There are two words for the word “perfect.” One is “artios” and the other is “teleios.” The word here is “teleios.” Let me illustrate the difference between the two words. Artios is, if I took this microphone apart and unscrewed everything that could be unscrewed and then put this whole microphone back together I would have a complete object. It would be a perfect completed object. The object is finished and I could hold it up and say it is complete. Teleios does not mean an object, it means a task. If I said I am going to walk to that altar rail, when I take the steps necessary to reach that altar rail then my task is complete. Artios is a completed object, teleios is a completed task.

What this is saying is that God has provided something better for us and all of those people of faith in chapter 11, Abraham, Noah, Samuel, and David etc. have a task that has not been completed and it will not be completed without us. There is an uncompleted task. What that tells us is that somebody somewhere started something and it is not finished yet and it is not going to be finished without you and me. They did not obtain their promise, they have got a good testimony, a good record of what they did and we can look at that record and testify about what they did but they have not finished what they started and they have not obtained the promise and apart from us the task is imperfect.

Grandmother, and Grandfather, Dad and Mother all have a good testimony or record of what they did but they probably left with some unfinished task. They probably didn’t accomplish in this life all they wanted to accomplish and what they started will not be finished without you and me.
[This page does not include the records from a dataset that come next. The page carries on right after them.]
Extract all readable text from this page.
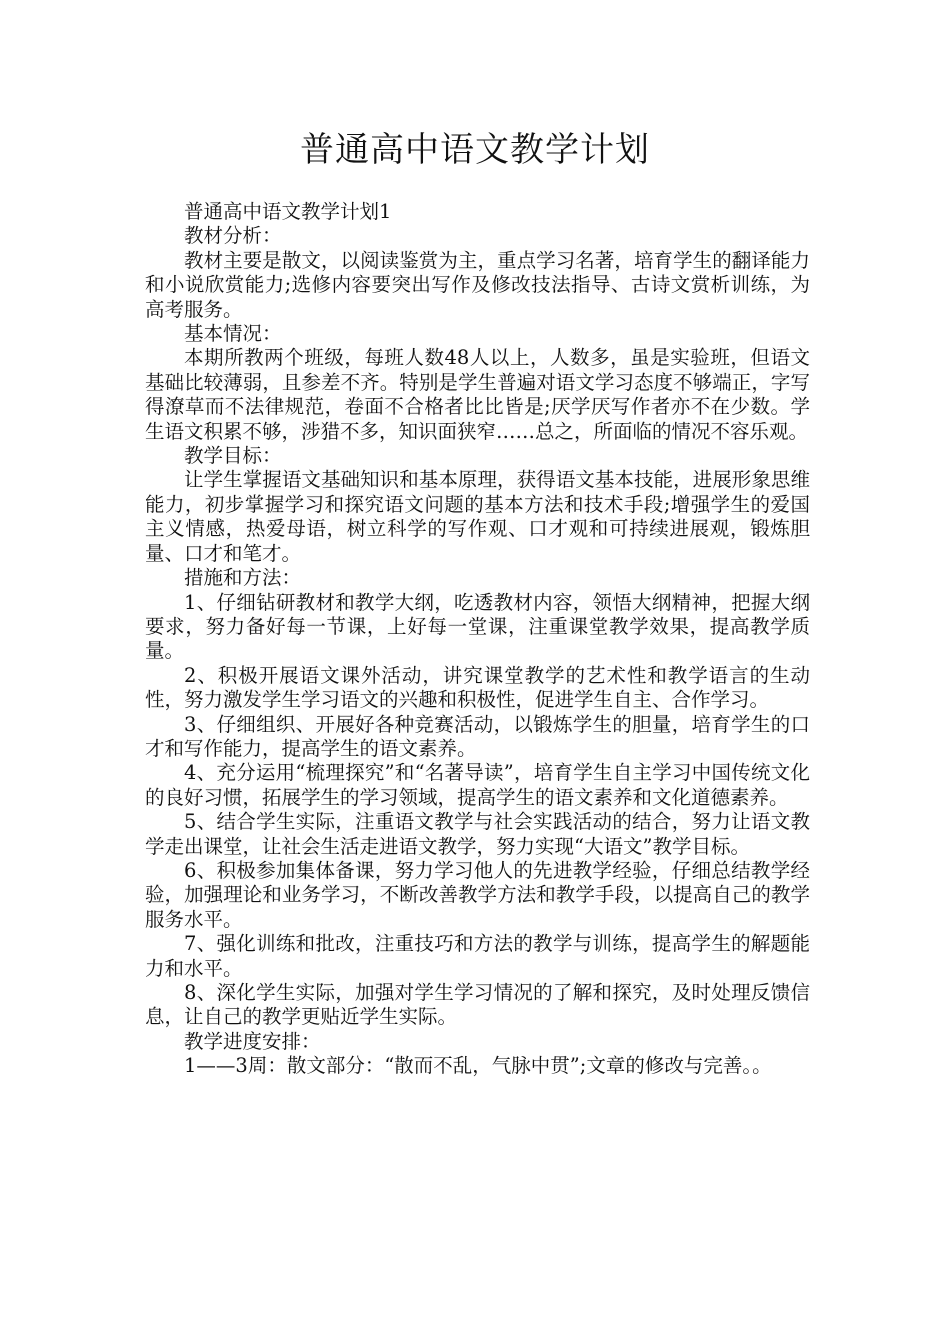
普通高中语文教学计划

普通高中语文教学计划1

教材分析：

教材主要是散文，以阅读鉴赏为主，重点学习名著，培育学生的翻译能力和小说欣赏能力;选修内容要突出写作及修改技法指导、古诗文赏析训练，为高考服务。

基本情况：

本期所教两个班级，每班人数48人以上，人数多，虽是实验班，但语文基础比较薄弱，且参差不齐。特别是学生普遍对语文学习态度不够端正，字写得潦草而不法律规范，卷面不合格者比比皆是;厌学厌写作者亦不在少数。学生语文积累不够，涉猎不多，知识面狭窄……总之，所面临的情况不容乐观。

教学目标：

让学生掌握语文基础知识和基本原理，获得语文基本技能，进展形象思维能力，初步掌握学习和探究语文问题的基本方法和技术手段;增强学生的爱国主义情感，热爱母语，树立科学的写作观、口才观和可持续进展观，锻炼胆量、口才和笔才。

措施和方法：

1、仔细钻研教材和教学大纲，吃透教材内容，领悟大纲精神，把握大纲要求，努力备好每一节课，上好每一堂课，注重课堂教学效果，提高教学质量。

2、积极开展语文课外活动，讲究课堂教学的艺术性和教学语言的生动性，努力激发学生学习语文的兴趣和积极性，促进学生自主、合作学习。

3、仔细组织、开展好各种竞赛活动，以锻炼学生的胆量，培育学生的口才和写作能力，提高学生的语文素养。

4、充分运用“梳理探究”和“名著导读”，培育学生自主学习中国传统文化的良好习惯，拓展学生的学习领域，提高学生的语文素养和文化道德素养。

5、结合学生实际，注重语文教学与社会实践活动的结合，努力让语文教学走出课堂，让社会生活走进语文教学，努力实现“大语文”教学目标。

6、积极参加集体备课，努力学习他人的先进教学经验，仔细总结教学经验，加强理论和业务学习，不断改善教学方法和教学手段，以提高自己的教学服务水平。

7、强化训练和批改，注重技巧和方法的教学与训练，提高学生的解题能力和水平。

8、深化学生实际，加强对学生学习情况的了解和探究，及时处理反馈信息，让自己的教学更贴近学生实际。

教学进度安排：

1——3周：散文部分：“散而不乱，气脉中贯”;文章的修改与完善。。
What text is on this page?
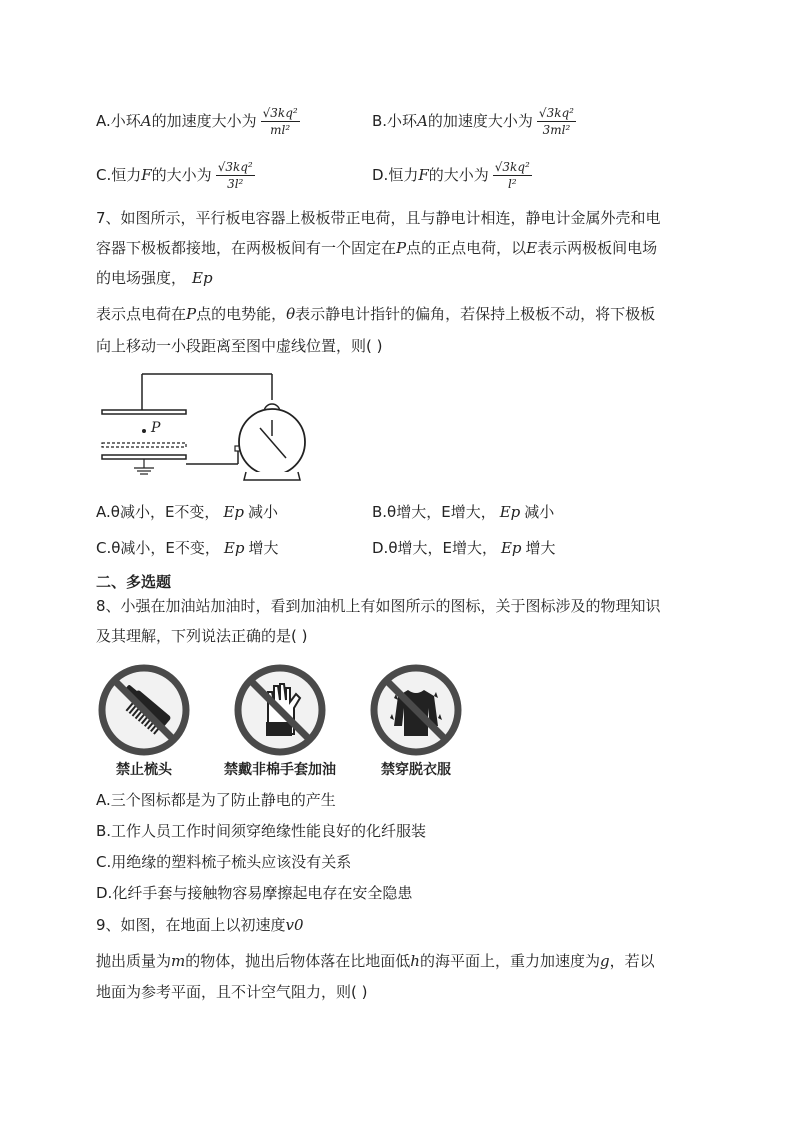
A.小环A的加速度大小为 $\frac{\text{√3kq²}}{\text{ml²}}$	B.小环A的加速度大小为 $\frac{\text{√3kq²}}{\text{3ml²}}$
C.恒力F的大小为 $\frac{\text{√3kq²}}{\text{3l²}}$	D.恒力F的大小为 $\frac{\text{√3kq²}}{\text{l²}}$
7、如图所示，平行板电容器上极板带正电荷，且与静电计相连，静电计金属外壳和电
容器下极板都接地，在两极板间有一个固定在P点的正点电荷，以E表示两极板间电场
的电场强度， Ep
表示点电荷在P点的电势能，θ表示静电计指针的偏角，若保持上极板不动，将下极板
向上移动一小段距离至图中虚线位置，则( )
P
A.θ减小，E不变， Ep 减小	B.θ增大，E增大， Ep 减小
C.θ减小，E不变， Ep 增大	D.θ增大，E增大， Ep 增大
二、多选题
8、小强在加油站加油时，看到加油机上有如图所示的图标，关于图标涉及的物理知识
及其理解，下列说法正确的是( )
禁止梳头	禁戴非棉手套加油	禁穿脱衣服
A.三个图标都是为了防止静电的产生
B.工作人员工作时间须穿绝缘性能良好的化纤服装
C.用绝缘的塑料梳子梳头应该没有关系
D.化纤手套与接触物容易摩擦起电存在安全隐患
9、如图，在地面上以初速度v0
抛出质量为m的物体，抛出后物体落在比地面低h的海平面上，重力加速度为g，若以
地面为参考平面，且不计空气阻力，则( )
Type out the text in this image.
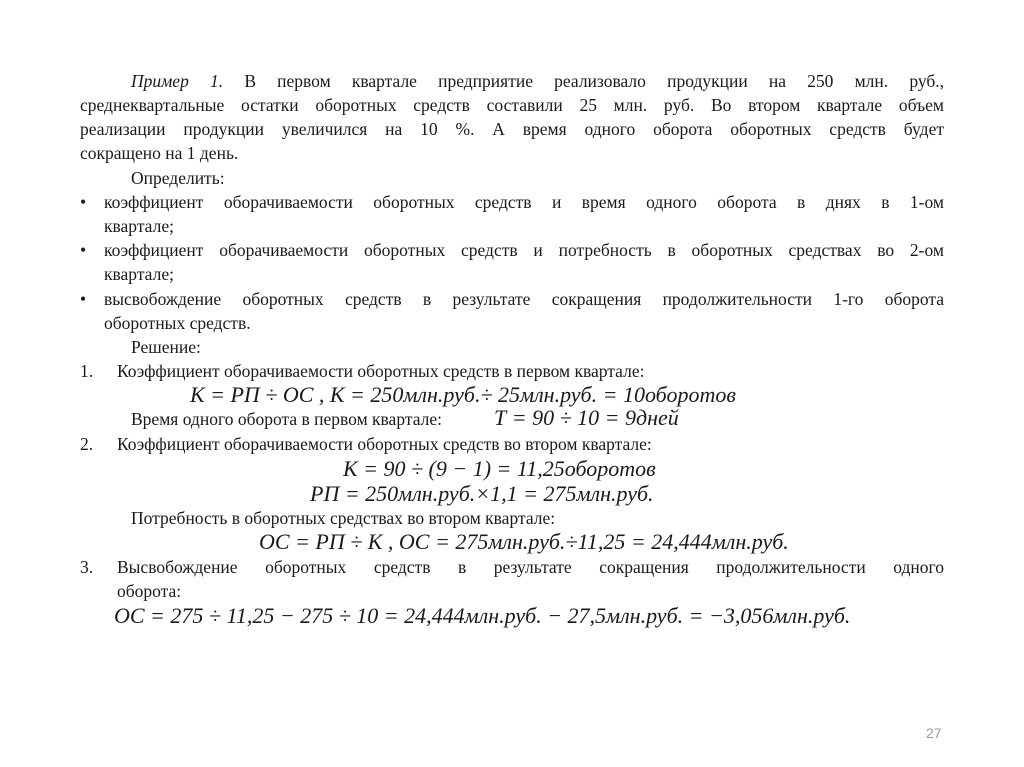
Пример 1. В первом квартале предприятие реализовало продукции на 250 млн. руб.,
среднеквартальные остатки оборотных средств составили 25 млн. руб. Во втором квартале объем
реализации продукции увеличился на 10 %. А время одного оборота оборотных средств будет
сокращено на 1 день.
Определить:
• коэффициент оборачиваемости оборотных средств и время одного оборота в днях в 1-ом
квартале;
• коэффициент оборачиваемости оборотных средств и потребность в оборотных средствах во 2-ом
квартале;
• высвобождение оборотных средств в результате сокращения продолжительности 1-го оборота
оборотных средств.
Решение:
1. Коэффициент оборачиваемости оборотных средств в первом квартале:
К = РП ÷ ОС , К = 250млн.руб.÷ 25млн.руб. = 10оборотов
Время одного оборота в первом квартале: Т = 90 ÷ 10 = 9дней
2. Коэффициент оборачиваемости оборотных средств во втором квартале:
К = 90 ÷ (9 − 1) = 11,25оборотов
РП = 250млн.руб.×1,1 = 275млн.руб.
Потребность в оборотных средствах во втором квартале:
ОС = РП ÷ К , ОС = 275млн.руб.÷11,25 = 24,444млн.руб.
3. Высвобождение оборотных средств в результате сокращения продолжительности одного
оборота:
ОС = 275 ÷ 11,25 − 275 ÷ 10 = 24,444млн.руб. − 27,5млн.руб. = −3,056млн.руб.
27
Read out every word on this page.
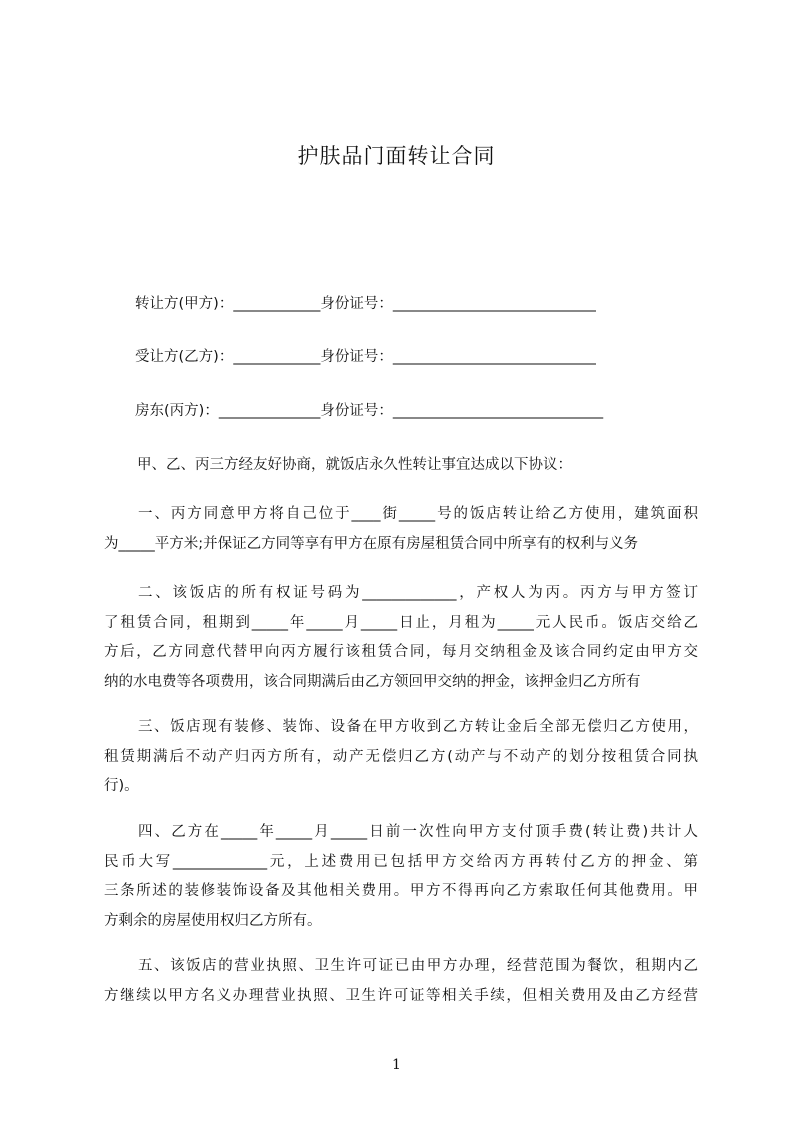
护肤品门面转让合同
转让方(甲方)：____________身份证号：____________________________
受让方(乙方)：____________身份证号：____________________________
房东(丙方)：______________身份证号：_____________________________
甲、乙、丙三方经友好协商，就饭店永久性转让事宜达成以下协议：
一、丙方同意甲方将自己位于____街_____号的饭店转让给乙方使用，建筑面积
为_____平方米;并保证乙方同等享有甲方在原有房屋租赁合同中所享有的权利与义务
二、该饭店的所有权证号码为_____________，产权人为丙。丙方与甲方签订
了租赁合同，租期到_____年_____月_____日止，月租为_____元人民币。饭店交给乙
方后，乙方同意代替甲向丙方履行该租赁合同，每月交纳租金及该合同约定由甲方交
纳的水电费等各项费用，该合同期满后由乙方领回甲交纳的押金，该押金归乙方所有
三、饭店现有装修、装饰、设备在甲方收到乙方转让金后全部无偿归乙方使用，
租赁期满后不动产归丙方所有，动产无偿归乙方(动产与不动产的划分按租赁合同执
行)。
四、乙方在_____年_____月_____日前一次性向甲方支付顶手费(转让费)共计人
民币大写_____________元，上述费用已包括甲方交给丙方再转付乙方的押金、第
三条所述的装修装饰设备及其他相关费用。甲方不得再向乙方索取任何其他费用。甲
方剩余的房屋使用权归乙方所有。
五、该饭店的营业执照、卫生许可证已由甲方办理，经营范围为餐饮，租期内乙
方继续以甲方名义办理营业执照、卫生许可证等相关手续，但相关费用及由乙方经营
1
So I go down to chapter 12, remember there is no punctuation or chapter and verses the way it was written so, the writer intended this to be a straight flow. Therefore means it is connected to the previous verse. Therefore since the task has not been completed and therefore since these people started something but never obtained it we are surrounded by a great cloud of witnesses, somebody who has not yet finished, has done their part but waiting on us to finish something. Therefore since the task is not finished we are surrounded by a great cloud of witnesses, let us lay aside every weight and every sin that so easily ensnares us and let us run with endurance the race that is set before us.

Somebody started something; it has not yet been finished and without me and without you it will not be made perfect so that means somebody is waiting on what you and I do to obtain their promise. to finish what God put in their heart to do but they died before it was finished. So that tells me what kind of race this is. It cannot be a sprint because if it was a sprint it would be run and it would be finished by one person. Most of the time I have heard it preached that it is not a sprint but a marathon, a long race of endurance. But it is not a marathon. There is a task. Moses did not finish the race, Paul did not finish the race, David did not finish the race, Abraham did not finish the race, they ran their laps. So this must not be a sprint and this must not be a marathon, it must be a relay.